Problem V-6. For $N = \left[\begin{array}{cc}0&0\ 1&0\end{array}\right]$,

(a) Calculate $NH$ where $H = \left[\begin{array}{ccccccc}H&E&L&P&I&A& M\ S&I&N&K&I&N&G\end{array}\right]$.

(b) If you wanted to produce that effect on $H$ by multiplying on the left, how would you know to use $N$?

(c) Find $N^2$ in your head, without writing anything down except the answer.

(d) Find $N _ 4^4$, where $N _ 4 = \left[\begin{array}{cccc}0&0&0&0\ 1&0&0&0\\ 0&1&0&0\ 0&0&1&0\end{array}\right]$.

Note. If $M$ is a square matrix such that $M^k = 0$ for some $k$, then $M$ is said to be nilpotent (meaning ``nothing-power''). Nilpotent matrices turn out to be important building blocks in the theory of ``similar'' matrices.

$N = \left[\begin{array}{cc}0&0\ 1&0\end{array}\right]$ and its transpose are the simplest nilpotent matrices other than the zero matrix. They often provide counterexamples to statements you might think should be true.

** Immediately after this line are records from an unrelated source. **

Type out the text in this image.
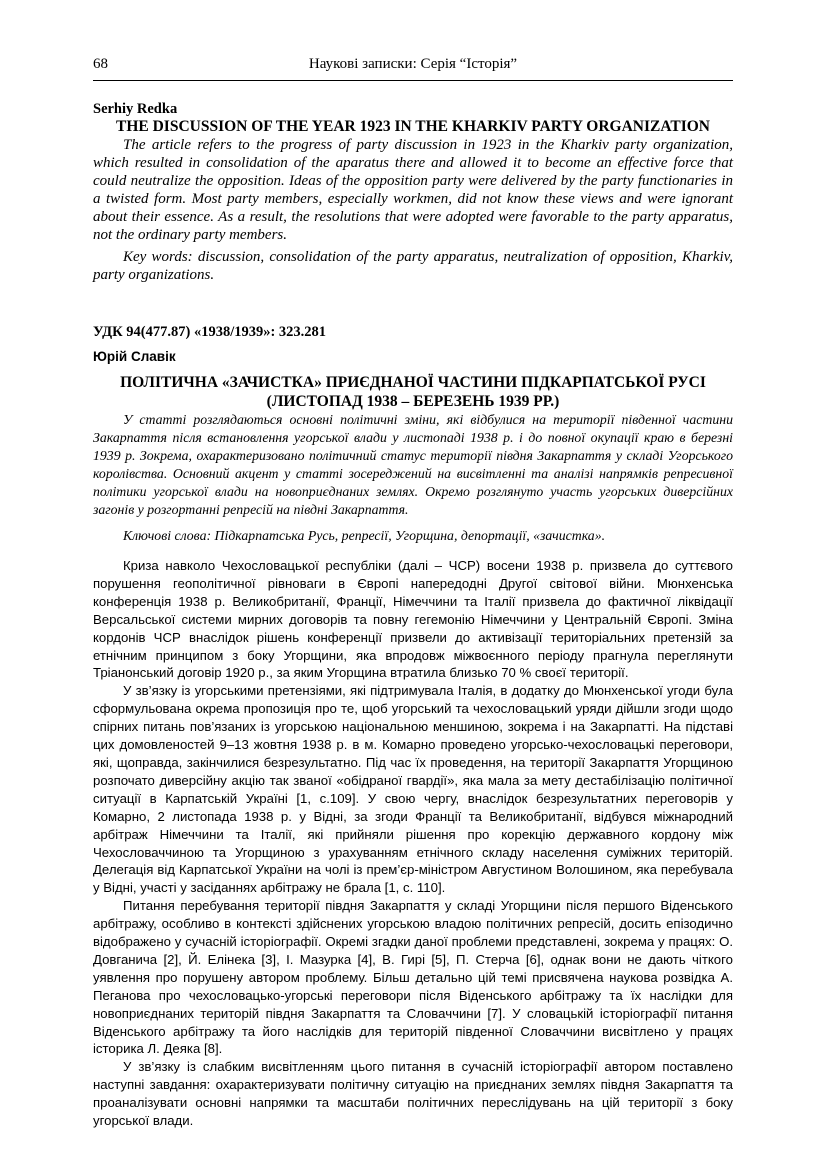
68	Наукові записки: Серія “Історія”
Serhiy Redka
THE DISCUSSION OF THE YEAR 1923 IN THE KHARKIV PARTY ORGANIZATION

The article refers to the progress of party discussion in 1923 in the Kharkiv party organization, which resulted in consolidation of the aparatus there and allowed it to become an effective force that could neutralize the opposition. Ideas of the opposition party were delivered by the party functionaries in a twisted form. Most party members, especially workmen, did not know these views and were ignorant about their essence. As a result, the resolutions that were adopted were favorable to the party apparatus, not the ordinary party members.

Key words: discussion, consolidation of the party apparatus, neutralization of opposition, Kharkiv, party organizations.

УДК 94(477.87) «1938/1939»: 323.281
Юрій Славік
ПОЛІТИЧНА «ЗАЧИСТКА» ПРИЄДНАНОЇ ЧАСТИНИ ПІДКАРПАТСЬКОЇ РУСІ (ЛИСТОПАД 1938 – БЕРЕЗЕНЬ 1939 РР.)

У статті розглядаються основні політичні зміни, які відбулися на території південної частини Закарпаття після встановлення угорської влади у листопаді 1938 р. і до повної окупації краю в березні 1939 р. Зокрема, охарактеризовано політичний статус території півдня Закарпаття у складі Угорського королівства. Основний акцент у статті зосереджений на висвітленні та аналізі напрямків репресивної політики угорської влади на новоприєднаних землях. Окремо розглянуто участь угорських диверсійних загонів у розгортанні репресій на півдні Закарпаття.

Ключові слова: Підкарпатська Русь, репресії, Угорщина, депортації, «зачистка».

Криза навколо Чехословацької республіки (далі – ЧСР) восени 1938 р. призвела до суттєвого порушення геополітичної рівноваги в Європі напередодні Другої світової війни. Мюнхенська конференція 1938 р. Великобританії, Франції, Німеччини та Італії призвела до фактичної ліквідації Версальської системи мирних договорів та повну гегемонію Німеччини у Центральній Європі. Зміна кордонів ЧСР внаслідок рішень конференції призвели до активізації територіальних претензій за етнічним принципом з боку Угорщини, яка впродовж міжвоєнного періоду прагнула переглянути Тріанонський договір 1920 р., за яким Угорщина втратила близько 70 % своєї території.

У зв’язку із угорськими претензіями, які підтримувала Італія, в додатку до Мюнхенської угоди була сформульована окрема пропозиція про те, щоб угорський та чехословацький уряди дійшли згоди щодо спірних питань пов’язаних із угорською національною меншиною, зокрема і на Закарпатті. На підставі цих домовленостей 9–13 жовтня 1938 р. в м. Комарно проведено угорсько-чехословацькі переговори, які, щоправда, закінчилися безрезультатно. Під час їх проведення, на території Закарпаття Угорщиною розпочато диверсійну акцію так званої «обідраної гвардії», яка мала за мету дестабілізацію політичної ситуації в Карпатській Україні [1, с.109]. У свою чергу, внаслідок безрезультатних переговорів у Комарно, 2 листопада 1938 р. у Відні, за згоди Франції та Великобританії, відбувся міжнародний арбітраж Німеччини та Італії, які прийняли рішення про корекцію державного кордону між Чехословаччиною та Угорщиною з урахуванням етнічного складу населення суміжних територій. Делегація від Карпатської України на чолі із прем’єр-міністром Августином Волошином, яка перебувала у Відні, участі у засіданнях арбітражу не брала [1, с. 110].

Питання перебування території півдня Закарпаття у складі Угорщини після першого Віденського арбітражу, особливо в контексті здійснених угорською владою політичних репресій, досить епізодично відображено у сучасній історіографії. Окремі згадки даної проблеми представлені, зокрема у працях: О. Довганича [2], Й. Елінека [3], І. Мазурка [4], В. Гирі [5], П. Стерча [6], однак вони не дають чіткого уявлення про порушену автором проблему. Більш детально цій темі присвячена наукова розвідка А. Пеганова про чехословацько-угорські переговори після Віденського арбітражу та їх наслідки для новоприєднаних територій півдня Закарпаття та Словаччини [7]. У словацькій історіографії питання Віденського арбітражу та його наслідків для територій південної Словаччини висвітлено у працях історика Л. Деяка [8].

У зв’язку із слабким висвітленням цього питання в сучасній історіографії автором поставлено наступні завдання: охарактеризувати політичну ситуацію на приєднаних землях півдня Закарпаття та проаналізувати основні напрямки та масштаби політичних переслідувань на цій території з боку угорської влади.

Example: From experience with numbers, you might think $A^2 = 0 \Rightarrow A = 0$, but that's not true for matrices and $N$ is a counterexample.

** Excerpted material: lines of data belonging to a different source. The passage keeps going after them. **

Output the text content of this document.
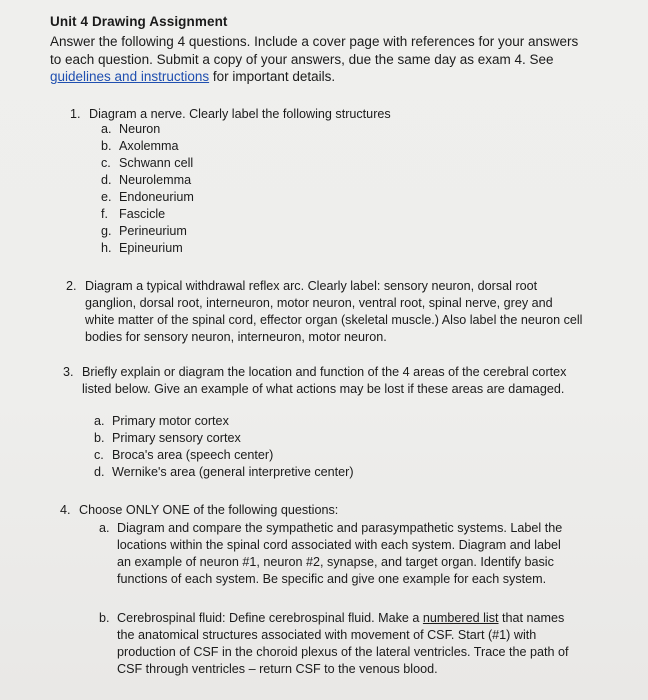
Unit 4 Drawing Assignment
Answer the following 4 questions. Include a cover page with references for your answers to each question. Submit a copy of your answers, due the same day as exam 4. See guidelines and instructions for important details.
1. Diagram a nerve. Clearly label the following structures
a. Neuron
b. Axolemma
c. Schwann cell
d. Neurolemma
e. Endoneurium
f. Fascicle
g. Perineurium
h. Epineurium
2. Diagram a typical withdrawal reflex arc. Clearly label: sensory neuron, dorsal root ganglion, dorsal root, interneuron, motor neuron, ventral root, spinal nerve, grey and white matter of the spinal cord, effector organ (skeletal muscle.) Also label the neuron cell bodies for sensory neuron, interneuron, motor neuron.
3. Briefly explain or diagram the location and function of the 4 areas of the cerebral cortex listed below. Give an example of what actions may be lost if these areas are damaged.
a. Primary motor cortex
b. Primary sensory cortex
c. Broca's area (speech center)
d. Wernike's area (general interpretive center)
4. Choose ONLY ONE of the following questions:
a. Diagram and compare the sympathetic and parasympathetic systems. Label the locations within the spinal cord associated with each system. Diagram and label an example of neuron #1, neuron #2, synapse, and target organ. Identify basic functions of each system. Be specific and give one example for each system.
b. Cerebrospinal fluid: Define cerebrospinal fluid. Make a numbered list that names the anatomical structures associated with movement of CSF. Start (#1) with production of CSF in the choroid plexus of the lateral ventricles. Trace the path of CSF through ventricles – return CSF to the venous blood.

Problem V-7. Show that if $v$ and $w$ are orthogonal column vectors in $\mathbb{R}^n$ (see Problem V-), then the $n \times n$ matrix $w v ^ t$ is nilpotent.

Proposition. Any invertible matrix $M$ is a product of elementary matrices.

Proof. Starting with an $n \times n$ invertible matrix $M$ and row-reducing to row-reduced echelon form (RREF), since $M$ is invertible and therefore has rank $n$, the RREF must also have rank $n$ and so is $I$. Therefore the net effect is $E _ k \dots E _ 1 M = I$. Then $M = E^{-1} _ 1 \dots E^{-1} _ k$, and inverses of elementary matrices are elementary.

Corollary. Any product $MA$ with $M$ invertible can be achieved by starting with $A$ and performing elementary row operations.

Corollary. To invert $A$ (assuming it is invertible), start with $[A\vert I]$ and row-reduce until you reach the form $[I\vert M]$. Then $M = A^{-1}$.

Proof. Row-reducing by a product of elementary matrices equalling some $M$ results in $[MA\vert MI]$, so if $MA = I$ then the second half of the matrix is $M = A^{-1}$.

Problem V-8. Find the inverse of $\left[\begin{array}{ccc}1&2&3\ 0&1&4\ 0&0&1\end{array}\right]$.

Here is a handy shortcut for finding $A^{-1} B$, something that often occurs.

Proposition. If $A$ is an invertible $n \times n$ matrix and $B$ is an $m \times n$ matrix, the row-reduced echelon form of the augmented matrix $[A\vert B]$ is $[I\vert A^{-1} B]$.

Proof. Going from $A$ to $I$ means the effect of the row-reduction is to multiply by $A^{-1}$, and the Golden Rule of matrix multiplication says $B$ is affected the same way.